Figueroa se consideraba un buen conocedor de las personas, pero le resultaba difícil catalogar a Shaw. El capitán sabía que antes de unirse a Casa Martínez, traficantes de esclavos, Shaw había sido agente de Pedro Blanco, propietario de la factoría de esclavos de Lomboko y el principal traficante de esclavos africanos del mundo. A pesar de ser norteamericano, Shaw era el primer agente de Martínez. Tenía fama de astuto, pero también de ser hombre de palabra. Figueroa le había conocido en el mes de enero. Shaw quería contratar un carguero para transportar seiscientos esclavos de Lomboko a Cuba. Discutieron el precio durante una semana. El precio acordado estaba por debajo de la tarifa habitual de Figueroa para estos viajes, pero con una forma de pago mucho más adecuada. En lugar de un anticipo del cincuenta por ciento y el resto al llegar a puerto, Shaw le pagó al capitán todo el importe, y además en oro, el día que firmaron el contrato. Era verdad que Shaw había conseguido un descuento de casi el veinte por ciento, pero Figueroa ya había pasado por la experiencia de que no le pagaran el resto y decidió que era mejor pájaro en mano que ciento volando y prefirió cobrar menos pero tener el dinero en mano.

Sin embargo, más allá del trato comercial, sabía muy poco de Shaw. Ninguna de las personas con las que habló antes del viaje pudo decirle mucho más. Shaw era un caballero que vivía en La Habana, amante de los restaurantes y salones más selectos de la ciudad. No se le conocía esposa ni familia. Se rumoreaba que era un fugitivo de Estados Unidos y que no podía regresar a su país, aunque nadie podía asegurar que eso fuera cierto.

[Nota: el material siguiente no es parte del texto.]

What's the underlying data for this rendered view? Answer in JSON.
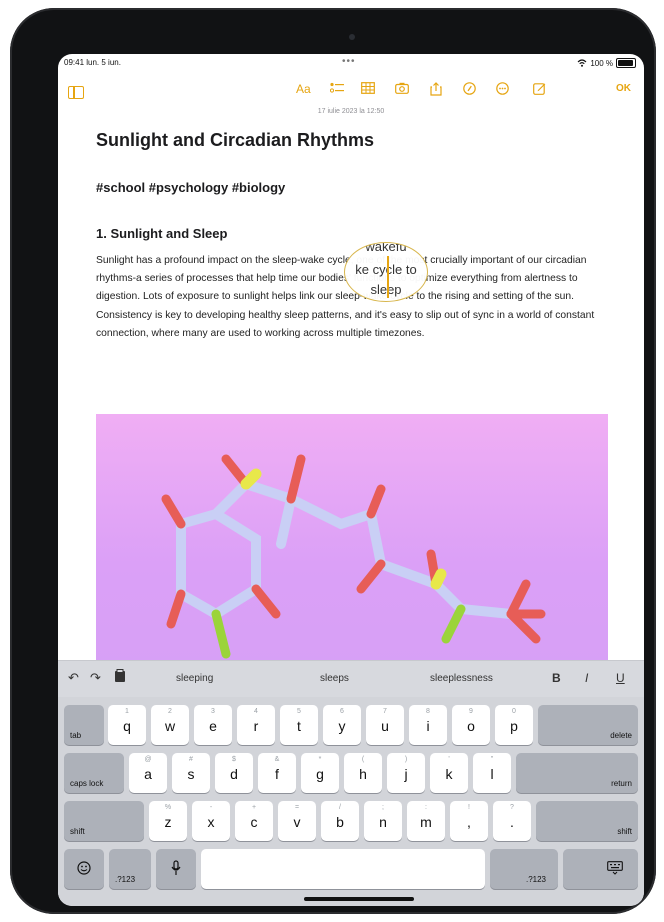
{
  "status": {
    "time": "09:41 lun. 5 iun.",
    "battery": "100 %"
  },
  "toolbar": {
    "format_label": "Aa",
    "ok_label": "OK"
  },
  "note": {
    "date": "17 iulie 2023 la 12:50",
    "title": "Sunlight and Circadian Rhythms",
    "tags": "#school #psychology #biology",
    "heading": "1. Sunlight and Sleep",
    "paragraph": "Sunlight has a profound impact on the sleep-wake cycle, one of the most crucially important of our circadian rhythms-a series of processes that help time our bodies' functions to optimize everything from alertness to digestion. Lots of exposure to sunlight helps link our sleep-wake cycle to the rising and setting of the sun. Consistency is key to developing healthy sleep patterns, and it's easy to slip out of sync in a world of constant connection, where many are used to working across multiple timezones.",
    "loupe": {
      "top": "wakefu",
      "middle": "ke cycle to",
      "bottom": "sleep"
    }
  },
  "shortcut_bar": {
    "suggestions": [
      "sleeping",
      "sleeps",
      "sleeplessness"
    ],
    "bold": "B",
    "italic": "I",
    "underline": "U"
  },
  "keyboard": {
    "row1": [
      {
        "sub": "1",
        "main": "q"
      },
      {
        "sub": "2",
        "main": "w"
      },
      {
        "sub": "3",
        "main": "e"
      },
      {
        "sub": "4",
        "main": "r"
      },
      {
        "sub": "5",
        "main": "t"
      },
      {
        "sub": "6",
        "main": "y"
      },
      {
        "sub": "7",
        "main": "u"
      },
      {
        "sub": "8",
        "main": "i"
      },
      {
        "sub": "9",
        "main": "o"
      },
      {
        "sub": "0",
        "main": "p"
      }
    ],
    "row2": [
      {
        "sub": "@",
        "main": "a"
      },
      {
        "sub": "#",
        "main": "s"
      },
      {
        "sub": "$",
        "main": "d"
      },
      {
        "sub": "&",
        "main": "f"
      },
      {
        "sub": "*",
        "main": "g"
      },
      {
        "sub": "(",
        "main": "h"
      },
      {
        "sub": ")",
        "main": "j"
      },
      {
        "sub": "'",
        "main": "k"
      },
      {
        "sub": "\"",
        "main": "l"
      }
    ],
    "row3": [
      {
        "sub": "%",
        "main": "z"
      },
      {
        "sub": "-",
        "main": "x"
      },
      {
        "sub": "+",
        "main": "c"
      },
      {
        "sub": "=",
        "main": "v"
      },
      {
        "sub": "/",
        "main": "b"
      },
      {
        "sub": ";",
        "main": "n"
      },
      {
        "sub": ":",
        "main": "m"
      },
      {
        "sub": "!",
        "main": ","
      },
      {
        "sub": "?",
        "main": "."
      }
    ],
    "tab": "tab",
    "delete": "delete",
    "caps": "caps lock",
    "return": "return",
    "shift": "shift",
    "num": ".?123"
  }
}
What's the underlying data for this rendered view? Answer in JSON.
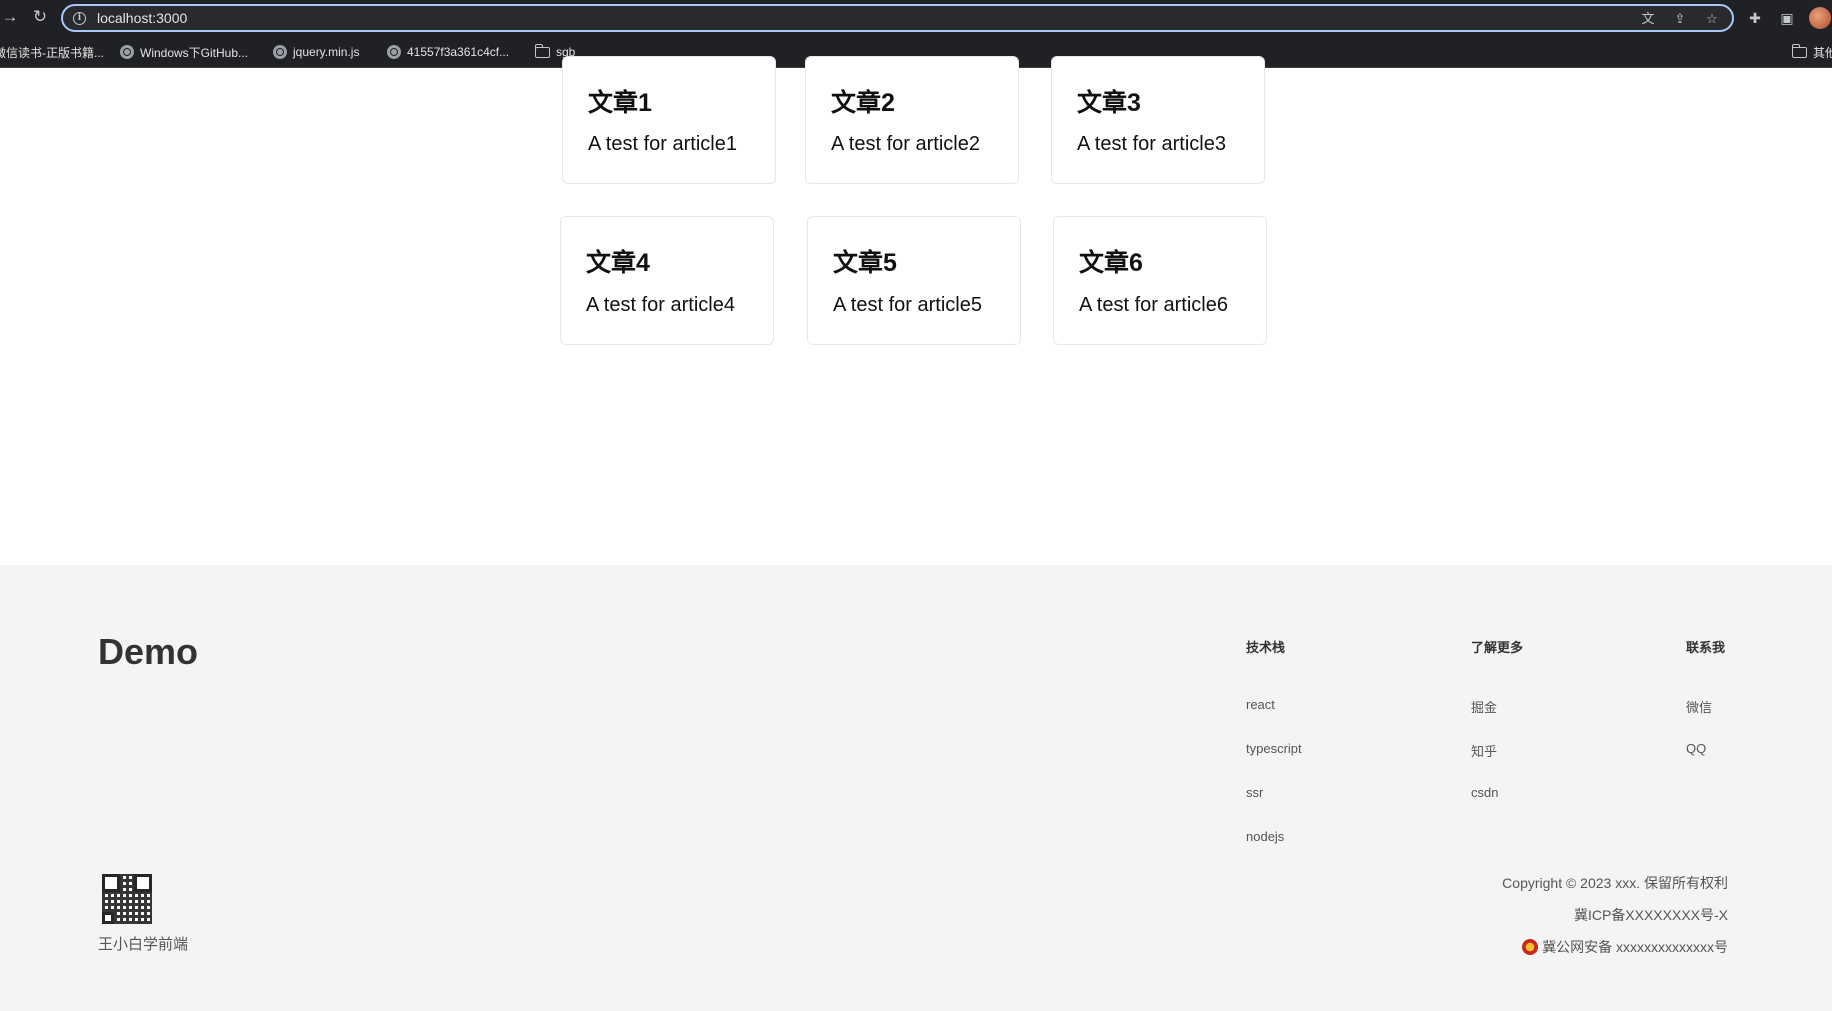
{
  "browser": {
    "url": "localhost:3000",
    "bookmarks": [
      "微信读书-正版书籍...",
      "Windows下GitHub...",
      "jquery.min.js",
      "41557f3a361c4cf...",
      "sgb"
    ],
    "other_bookmarks": "其他"
  },
  "articles": [
    {
      "title": "文章1",
      "desc": "A test for article1"
    },
    {
      "title": "文章2",
      "desc": "A test for article2"
    },
    {
      "title": "文章3",
      "desc": "A test for article3"
    },
    {
      "title": "文章4",
      "desc": "A test for article4"
    },
    {
      "title": "文章5",
      "desc": "A test for article5"
    },
    {
      "title": "文章6",
      "desc": "A test for article6"
    }
  ],
  "footer": {
    "brand": "Demo",
    "columns": [
      {
        "heading": "技术栈",
        "links": [
          "react",
          "typescript",
          "ssr",
          "nodejs"
        ]
      },
      {
        "heading": "了解更多",
        "links": [
          "掘金",
          "知乎",
          "csdn"
        ]
      },
      {
        "heading": "联系我",
        "links": [
          "微信",
          "QQ"
        ]
      }
    ],
    "qr_caption": "王小白学前端",
    "copyright": "Copyright © 2023 xxx. 保留所有权利",
    "icp": "冀ICP备XXXXXXXX号-X",
    "police": "冀公网安备 xxxxxxxxxxxxxx号"
  }
}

Pero había una cosa en la que todos coincidían: no era un hombre que se dejara estafar. Circulaba la historia de que cuatro años antes un capitán le prometió llevarle un cargamento de esclavos a un precio estipulado. Sin embargo, cuando el capitán regresó a La Habana, reclamó un treinta por ciento más. Shaw se negó en redondo. El capitán vendió los esclavos a otro traficante que le pagó un precio todavía mayor. Dos días más tarde, encontraron al capitán en el retrete de una taberna portuaria, degollado y con los testículos en la boca. Hacía cosa de un año, habían encontrado a un hombre muerto en idénticas circunstancias en Freetown, en Sierra Leona. Más tarde, lo identificaron como agente de otra casa de traficantes. Corrió el rumor de que había estafado a Shaw en un trato realizado unos años antes. No había ninguna prueba concreta que relacionara a Shaw con ninguno de los dos asesinatos; sólo rumores y especulaciones que para la mayoría de la gente del ramo valían más que cualquier prueba.